Do note[1] that TeX itself was written as a result of Knuth being unsatisfied with the typesetting of then-newly reissued volume 2 of TAoCP. I don’t know if Lamport encountered the same yak with LaTeX, but I do know he’s a distributed systems researcher, not a programmer in a relevant area :)
LaTeX was and is just a collection of macros on top of TeX.
Few people have every used TeX itself, compared to the massive amounts who have used LaTeX; but if you haven't used raw TeX you should try it sometime; it's surprisingly how simple and powerful it is.
I agree. However, it can be tough finding documentation how to use plain TeX. I find that increasingly I'm using OpTeX, which is a much smaller set of macros than LaTeX, simpler this use, understand, and reason about.
> However, it can be tough finding documentation how to use plain TeX.
I hate to be that guy, but... the TeXbook works and recently (finally!) had an official ebook release, illustrations and all. It’s a peculiar value of “works”—personally, I had to be stuck home sick for a couple of weeks with no reading material to get through it from beginning to end, it doesn’t really start to get rewarding unless you get through at least half of it or so, and I went away from it thinking that I like neither Knuth’s way of writing nor his approach to programming language design (“computers follow rules”). But it still has a lot of helpful stuff.
When it comes to more systematic descriptions and connections with more conventional programming-language ideas (it took me some time to recognize that TeX uses what is essentially dynamic scope throughout), I like TeX by Topic[1].
The TeXbook works well - but many people don't really know what they really want to make it look like, and want guidance - which is what LaTeX provides.
TeX itself is quite powerful, but you end up finding you're reinventing a macro package.
But you can use it basically as markdown and it formats things quite well.
I ended up using plain TeX because I learned from Spivak's The Joy of TeX. It teaches AMS-TeX which is just a thin veneer on top of plain. Before I stopped shaving the yak, I'd setteled on eplain which was just enough to make plain really practical.
GPT-4 probably makes it much easier to write, but modifying latex will still be a pain.

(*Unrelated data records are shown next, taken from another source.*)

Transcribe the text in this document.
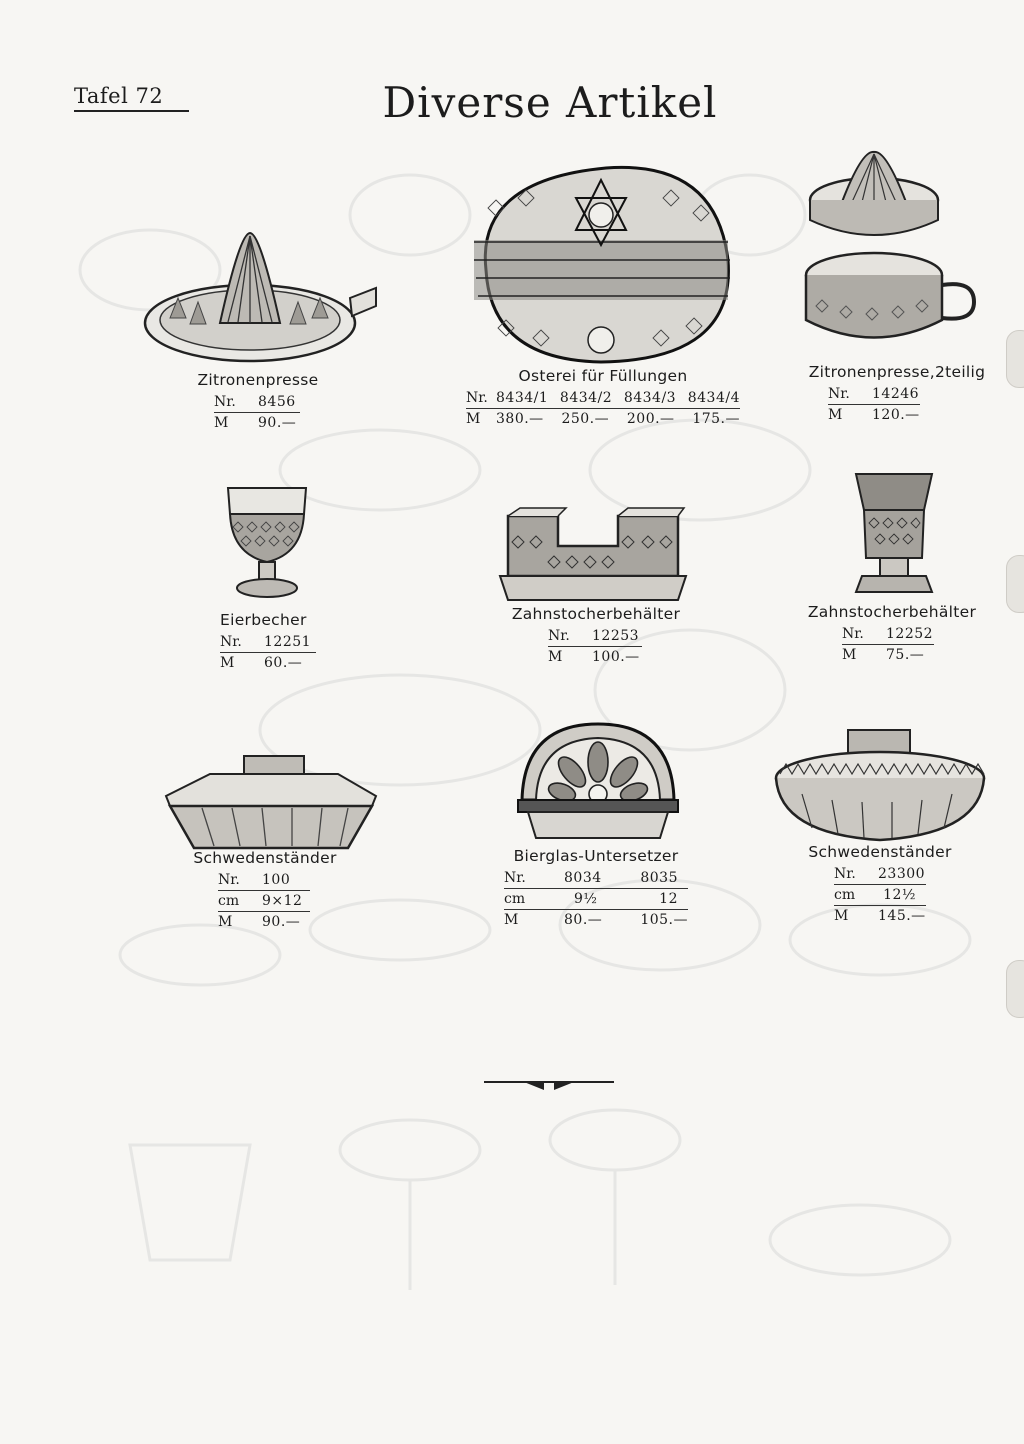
Tafel 72	Diverse Artikel
Zitronenpresse
Nr.	8456
M	90.—
Osterei für Füllungen
Nr. 8434/1 8434/2 8434/3 8434/4
M	380.— 250.— 200.— 175.—
Zitronenpresse,2teilig
Nr.	14246
M	120.—
Eierbecher
Nr.	12251
M	60.—
Zahnstocherbehälter
Nr.	12253
M	100.—
Zahnstocherbehälter
Nr.	12252
M	75.—
Schwedenständer
Nr.	100
cm	9×12
M	90.—
Bierglas-Untersetzer
Nr.	8034	8035
cm	9½	12
M	80.—	105.—
Schwedenständer
Nr.	23300
cm	12½
M	145.—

Unless you want to copy it into another window, tell ChatGPT what modification you want, and then copy it back.
.tex files work fine in VSCode with the Copilot AI integration. Haven’t tried actually writing LaTeX with it but some cursory investigation shows that it seems to be working well. I suspect it’ll perform decently for basic modifications!
(Side note: it’s always impressed me how Copilot works well in even the more obscure languages)
> Unless you want to copy it into another window, tell ChatGPT what modification you want, and then copy it back.
There will be no copying. Plug-ins exist or will exist, such that you will be able to ask GPT-4 directly from within your editor and the plug-in will pass the contents of the document or selection alongside your prompt. Conversely the plug-in for your editor will replace the contents of your document or selection with the output of GPT-4.